I'm sure someone has.. but if you can't wrap it in foil for easy clean up.. you can also try spraying it with a cooking oil like Pam to keep things from sticking to it. 

Give the foil pan a try and see what happens and report back


----------



## SecondHandSmoker (May 1, 2021)

KC has you covered.  Try the pan in a pan method.  You'll still get some errant drips and splatters but at least the clean up will be a tad easier.


----------



## PPG1 (May 1, 2021)

Welcome from South Carolina


----------



## Bearcarver (May 1, 2021)

dabiker68 said:


> New water smoker owner (Napoleon Apollo A300, 19"), all of one session in the books (3-2-1 ribs). Lots of discussion here re: water pans, pros and cons - very interesting, for sure.
> 
> Heres my question for water proponents: I feel that the water pan in this is bloody huge, too big to easily wrap it with foil to seal it well. Has anyone put an aluminum foil pan of water inside the water pan, for ease of clean up but still getting the temp and moisture benefits of having water?




Sounds like a Great Idea.
Most of those of us who use a Masterbuilt Electric Smokhouse never put water in our water pan, so we just cover the whole water pan with Foil, and change it only when it gets pretty ugly.
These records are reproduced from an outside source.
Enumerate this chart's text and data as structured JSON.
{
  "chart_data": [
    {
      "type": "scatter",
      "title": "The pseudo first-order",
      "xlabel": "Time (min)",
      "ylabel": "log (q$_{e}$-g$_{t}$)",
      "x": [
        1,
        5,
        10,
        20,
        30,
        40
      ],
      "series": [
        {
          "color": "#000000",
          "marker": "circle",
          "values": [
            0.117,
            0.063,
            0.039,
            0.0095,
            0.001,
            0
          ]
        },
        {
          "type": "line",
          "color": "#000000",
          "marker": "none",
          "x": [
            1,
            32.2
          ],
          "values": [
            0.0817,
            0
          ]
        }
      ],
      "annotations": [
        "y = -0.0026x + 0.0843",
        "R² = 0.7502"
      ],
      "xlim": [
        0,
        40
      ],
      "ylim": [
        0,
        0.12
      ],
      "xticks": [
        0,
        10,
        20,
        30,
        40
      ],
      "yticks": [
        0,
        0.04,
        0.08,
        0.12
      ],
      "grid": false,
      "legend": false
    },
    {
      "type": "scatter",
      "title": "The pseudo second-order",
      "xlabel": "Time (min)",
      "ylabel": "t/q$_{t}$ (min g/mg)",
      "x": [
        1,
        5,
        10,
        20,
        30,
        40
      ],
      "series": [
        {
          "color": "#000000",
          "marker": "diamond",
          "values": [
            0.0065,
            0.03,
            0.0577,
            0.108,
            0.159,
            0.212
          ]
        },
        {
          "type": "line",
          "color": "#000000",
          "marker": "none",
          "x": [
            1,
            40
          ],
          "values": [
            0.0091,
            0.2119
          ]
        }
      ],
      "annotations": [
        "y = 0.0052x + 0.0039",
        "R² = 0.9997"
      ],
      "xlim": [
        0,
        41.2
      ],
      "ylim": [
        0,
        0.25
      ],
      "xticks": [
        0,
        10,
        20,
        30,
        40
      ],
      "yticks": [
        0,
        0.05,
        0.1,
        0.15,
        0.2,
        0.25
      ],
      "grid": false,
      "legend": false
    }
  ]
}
If a regular Foil Pan would fit, I'd just replace my water pan with the foil pan, and just throw it away when needed. That's what I did with my bottom Drip pan. I cleaned it & put it away. Then I just change the foil on the floor when it gets ugly.

Bear


----------



## dabiker68 (May 9, 2021)

So, I tried it out and will declare it a tentative success. Was a short smoke, 2.5 hrs for drumsticks. I partially lined the water pan with foil, and put 2L (quarts) of water in a 4L foil pan inside. Clean up was super easy, foil pan was near dry so it would be something to watch for... 

That being said, I wonder if it might be beneficial to have no water for the second half of a longer session? Would have to monitor smoker temps closely, but would let bark form, less charcoal consumption, and maybe less chance of a stall as the water smoker would be able to go over the 280 max temp when water is present.. Discuss!


----------